GraphBLAS / binsparse-specification

A cross-platform binary storage format for sparse data, particularly sparse matrices.
https://graphblas.org/binsparse-specification/
BSD 3-Clause "New" or "Revised" License
15 stars 4 forks source link

Handling ISO values #26

Closed willow-ahrens closed 1 year ago

willow-ahrens commented 1 year ago

In response to our discussion around ISO values today, I'll point people to my draft 2.0 spec: https://github.com/GraphBLAS/binsparse-specification/pull/20. I think either option is easy for me to parse, but option 2 is a closer match to a level-by-level format spec, so I thought I'd ask what y'all think:

Two main options were discussed today:

  1. Keep the iso value as part of the datatype (i.e. "iso[int8]"). V1.0 is unchanged. V2.0 needs a change so that the Element Level will absorb the functionality of the ISO Level.
  2. Handle things in the formats (i.e. "iso[CSR]"). The 2.0 PR is unchanged, but V1.0 needs a change so that the predefined formats (like "CSR" or "COO") can also accept "iso[CSR]" or "iso[COO]", and "iso" is no longer part of the datatype.

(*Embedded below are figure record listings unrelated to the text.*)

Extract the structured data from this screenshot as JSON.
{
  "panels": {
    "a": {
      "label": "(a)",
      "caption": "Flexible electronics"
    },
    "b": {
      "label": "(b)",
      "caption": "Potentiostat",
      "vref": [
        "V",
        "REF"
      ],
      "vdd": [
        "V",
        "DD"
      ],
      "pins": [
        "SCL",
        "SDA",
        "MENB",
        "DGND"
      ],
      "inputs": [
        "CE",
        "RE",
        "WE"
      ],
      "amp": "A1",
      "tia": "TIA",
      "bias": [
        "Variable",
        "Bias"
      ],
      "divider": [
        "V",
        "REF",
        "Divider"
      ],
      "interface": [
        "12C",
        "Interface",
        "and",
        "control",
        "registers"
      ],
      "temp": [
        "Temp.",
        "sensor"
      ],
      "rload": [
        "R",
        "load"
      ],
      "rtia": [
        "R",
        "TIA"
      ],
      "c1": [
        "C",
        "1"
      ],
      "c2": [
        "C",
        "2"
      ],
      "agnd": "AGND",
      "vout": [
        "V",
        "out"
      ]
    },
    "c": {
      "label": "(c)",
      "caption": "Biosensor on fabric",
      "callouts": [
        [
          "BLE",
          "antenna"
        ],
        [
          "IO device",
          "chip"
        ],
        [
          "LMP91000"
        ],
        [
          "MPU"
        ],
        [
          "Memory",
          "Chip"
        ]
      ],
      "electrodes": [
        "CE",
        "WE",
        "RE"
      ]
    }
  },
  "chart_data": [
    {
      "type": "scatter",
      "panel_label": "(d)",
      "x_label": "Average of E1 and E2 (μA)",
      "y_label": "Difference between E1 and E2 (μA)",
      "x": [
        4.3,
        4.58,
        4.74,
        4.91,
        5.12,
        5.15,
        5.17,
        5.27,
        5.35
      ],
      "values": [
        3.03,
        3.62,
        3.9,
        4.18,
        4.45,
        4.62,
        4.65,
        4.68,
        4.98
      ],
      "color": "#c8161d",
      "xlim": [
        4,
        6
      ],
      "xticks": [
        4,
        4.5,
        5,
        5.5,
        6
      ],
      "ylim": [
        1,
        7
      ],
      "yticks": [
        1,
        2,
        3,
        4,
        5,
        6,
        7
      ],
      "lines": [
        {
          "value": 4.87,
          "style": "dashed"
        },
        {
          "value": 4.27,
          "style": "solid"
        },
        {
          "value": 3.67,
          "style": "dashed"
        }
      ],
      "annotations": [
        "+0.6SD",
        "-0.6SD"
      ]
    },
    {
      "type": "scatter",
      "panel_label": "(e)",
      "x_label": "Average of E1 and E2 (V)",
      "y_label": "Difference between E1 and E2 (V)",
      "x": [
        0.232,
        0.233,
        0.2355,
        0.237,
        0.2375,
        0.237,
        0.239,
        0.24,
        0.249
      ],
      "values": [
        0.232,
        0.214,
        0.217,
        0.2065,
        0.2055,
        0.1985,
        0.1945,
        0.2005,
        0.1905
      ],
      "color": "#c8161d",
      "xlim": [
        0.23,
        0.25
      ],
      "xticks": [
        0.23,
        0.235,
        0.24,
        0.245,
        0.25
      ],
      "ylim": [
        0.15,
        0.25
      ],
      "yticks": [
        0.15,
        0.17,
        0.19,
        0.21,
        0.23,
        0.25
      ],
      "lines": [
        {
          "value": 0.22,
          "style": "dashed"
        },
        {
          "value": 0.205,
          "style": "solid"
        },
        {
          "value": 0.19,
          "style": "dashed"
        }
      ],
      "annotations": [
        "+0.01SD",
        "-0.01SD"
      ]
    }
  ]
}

In option 1, we would add text to the description of an ElementLevel to say that

If the values_type is `iso`, then the values array is instead to be interpreted as follows:

: values
:: Array of size `1` whose element holds the value of all explicit entries in the sparse tensor.

In option 2, as long as we're in the business of defining format aliases, we would also say that "CSR" is an alias for

{
  "format": {
    "level": "dense",
    "rank": "1",
    "subformat": {
      "level": "sparse",
      "rank": "1",
      "subformat": {
        "level": "element",
      }
    }
  },
}

and "iso[CSR]" is an alias for

{
  "format": {
    "level": "dense",
    "rank": "1",
    "subformat": {
      "level": "sparse",
      "rank": "1",
      "subformat": {
        "level": "iso",
      }
    }
  },
}

I really think either is fine here, so a simple poll: ❤️ react for 1, 🚀 react for 2

eriknw commented 1 year ago

A third option is to not have it encoded in the datatype (i.e., not "iso[int8]") or the format (i.e., not "iso[CSR]"), and instead have e.g. CSR as the format, int8 as the datatype, and introduce a new metadata key such as "is_iso": true.

willow-ahrens commented 1 year ago

Closed with #28